Another approach is to use Pyomo integer variables indexed by letters, then set up a linear expression to represent the puzzle. If we use the notation \(n_a\) to represent the digit assigned to letter \(a\), the algebraic constraint becomes

\[\begin{split} \begin{align*} 1000 n_s + 100 n_e + 10 n_n + n_d \\ + 1000 n_m + 100 n_o + 10 n_r + n_e \\ = 10000 n_m + 1000 n_o + 100 n_n + 10 n_e + n_y \end{align*} \end{split}\]

The requirement that no two letters be assigned the same digit can be represented as a disjunction. Letting \(n_a\) and \(n_b\) denote the integers assigned to letters \(a\) and \(b\), the disjunction becomes

\[ \begin{align*} \begin{bmatrix}n_a \lt n_b\end{bmatrix} \ \veebar\ & \begin{bmatrix}n_b \lt n_a\end{bmatrix} & \forall a \lt b \end{align*}\]
import pyomo.environ as pyo
import pyomo.gdp as gdp

m = pyo.ConcreteModel("Cryptarithms Problem")

m.LETTERS = pyo.Set(initialize=["S", "E", "N", "D", "M", "O", "R", "Y"])
m.PAIRS = pyo.Set(initialize=m.LETTERS * m.LETTERS, filter=lambda m, a, b: a < b)
m.n = pyo.Var(m.LETTERS, domain=pyo.Integers, bounds=(0, 9))


@m.Constraint()
def message(m):
    return (
        1000 * m.n["S"]
        + 100 * m.n["E"]
        + 10 * m.n["N"]
        + m.n["D"]
        + 1000 * m.n["M"]
        + 100 * m.n["O"]
        + 10 * m.n["R"]
        + m.n["E"]
        == 10000 * m.n["M"]
        + 1000 * m.n["O"]
        + 100 * m.n["N"]
        + 10 * m.n["E"]
        + m.n["Y"]
    )


# leading digit must be non-zero
@m.Constraint()
def leading_digit_nonzero(m):
    return m.n["M"] >= 1


# assign a different number to each letter
@m.Disjunction(m.PAIRS)
def unique_assignment(m, a, b):
    return [m.n[a] >= m.n[b] + 1, m.n[b] >= m.n[a] + 1]


# assign a "dummy" constant objective to avoid solver errors
@m.Objective()
def dummy_objective(m):
    return 0


pyo.TransformationFactory("gdp.bigm").apply_to(m)
SOLVER.solve(m)

print("The solution of the puzzle is:")
for l in m.LETTERS:
    print(f"{l} = {int(m.n[l]())}")


def letters2num(s):
    return " ".join(map(lambda s: f"{int(m.n[s]())}", list(s)))

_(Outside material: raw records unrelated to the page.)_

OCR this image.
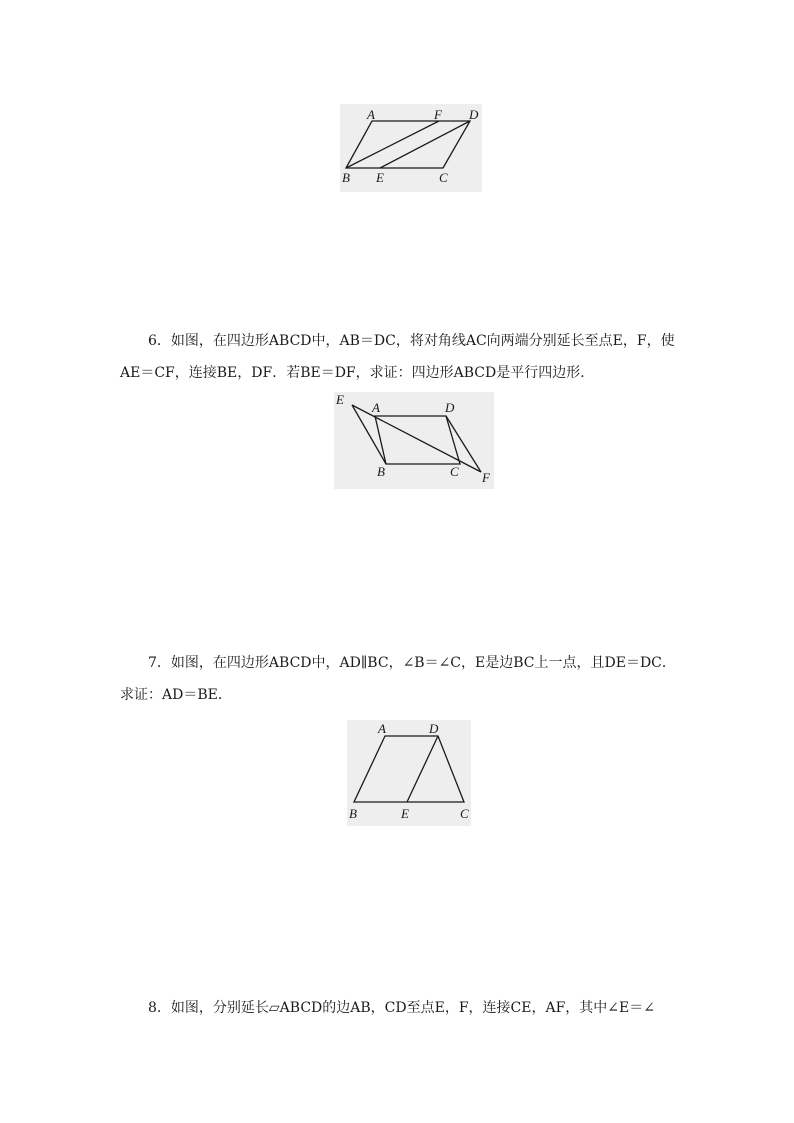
A	F D
B E	C

6．如图，在四边形ABCD中，AB＝DC，将对角线AC向两端分别延长至点E，F，使AE＝CF，连接BE，DF．若BE＝DF，求证：四边形ABCD是平行四边形．

E
A	D
B	C F

7．如图，在四边形ABCD中，AD∥BC，∠B＝∠C，E是边BC上一点，且DE＝DC．求证：AD＝BE．

A	D
B	E	C

8．如图，分别延长▱ABCD的边AB，CD至点E，F，连接CE，AF，其中∠E＝∠
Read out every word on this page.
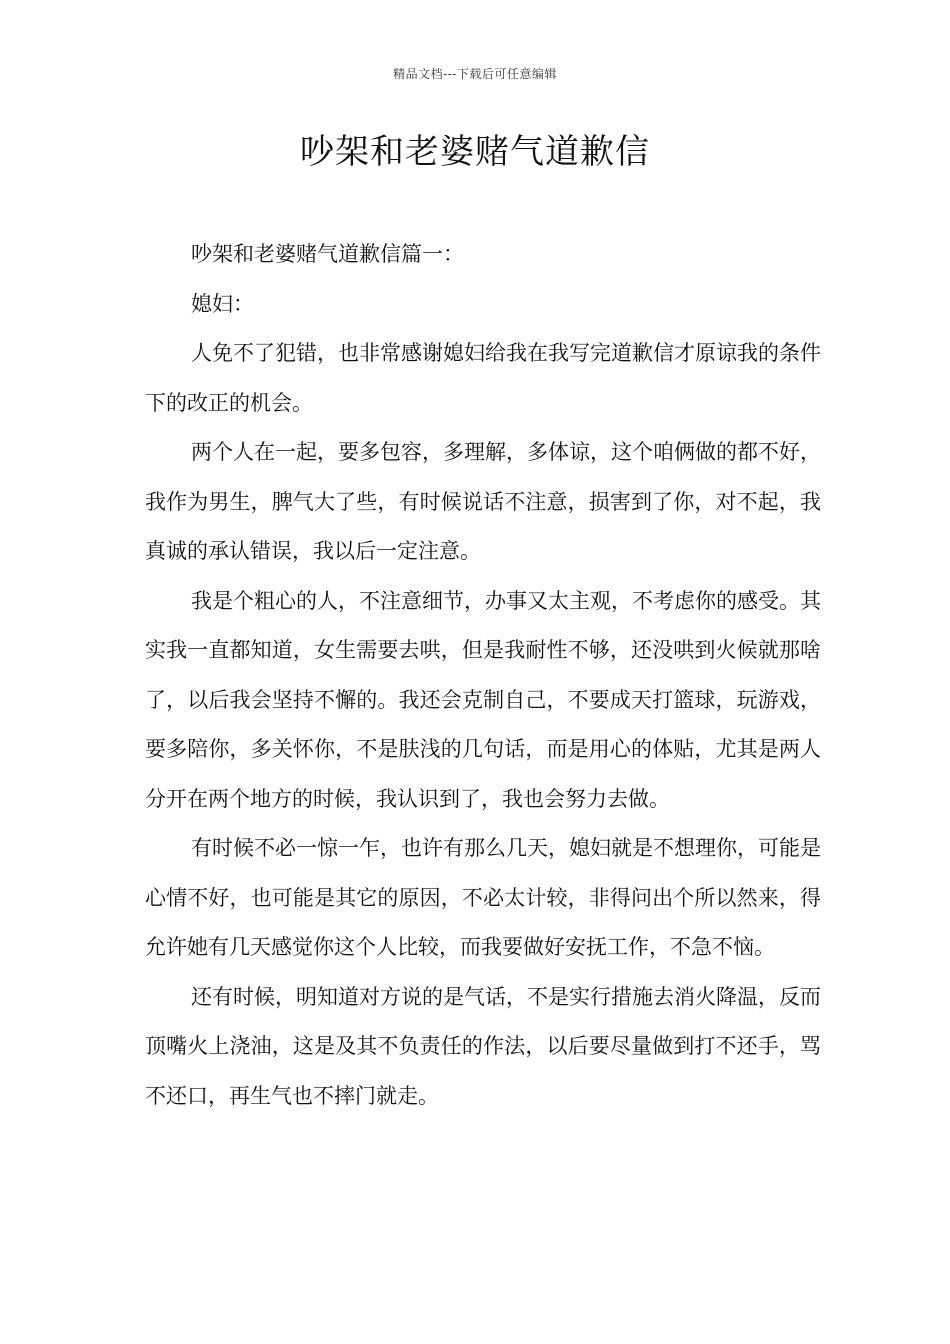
精品文档---下载后可任意编辑
吵架和老婆赌气道歉信

吵架和老婆赌气道歉信篇一：

媳妇：

人免不了犯错，也非常感谢媳妇给我在我写完道歉信才原谅我的条件下的改正的机会。

两个人在一起，要多包容，多理解，多体谅，这个咱俩做的都不好，我作为男生，脾气大了些，有时候说话不注意，损害到了你，对不起，我真诚的承认错误，我以后一定注意。

我是个粗心的人，不注意细节，办事又太主观，不考虑你的感受。其实我一直都知道，女生需要去哄，但是我耐性不够，还没哄到火候就那啥了，以后我会坚持不懈的。我还会克制自己，不要成天打篮球，玩游戏，要多陪你，多关怀你，不是肤浅的几句话，而是用心的体贴，尤其是两人分开在两个地方的时候，我认识到了，我也会努力去做。

有时候不必一惊一乍，也许有那么几天，媳妇就是不想理你，可能是心情不好，也可能是其它的原因，不必太计较，非得问出个所以然来，得允许她有几天感觉你这个人比较，而我要做好安抚工作，不急不恼。

还有时候，明知道对方说的是气话，不是实行措施去消火降温，反而顶嘴火上浇油，这是及其不负责任的作法，以后要尽量做到打不还手，骂不还口，再生气也不摔门就走。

print("\n\n    ", letters2num("SEND"))
print("  + ", letters2num("MORE"))
print("  ----------")
print("= ", letters2num("MONEY"))
The solution of the puzzle is:
S = 9
E = 5
N = 6
D = 7
M = 1
O = 0
R = 8
Y = 2


     9 5 6 7
  +  1 0 8 5
  ----------
=  1 0 6 5 2

Suggested exercises#

  1. Pyomo includes a logic-based solver GDPopt for generalized disjunctive programming problems. Implement and test GDPopt using combinations of solution strategies and MIP solvers. Compare the performance of GDPopt to the constraint solver gecode.

  2. There are many more examples of cryptarithm puzzles. Refactor this code and create a function that can be used to solve generic puzzles of this type.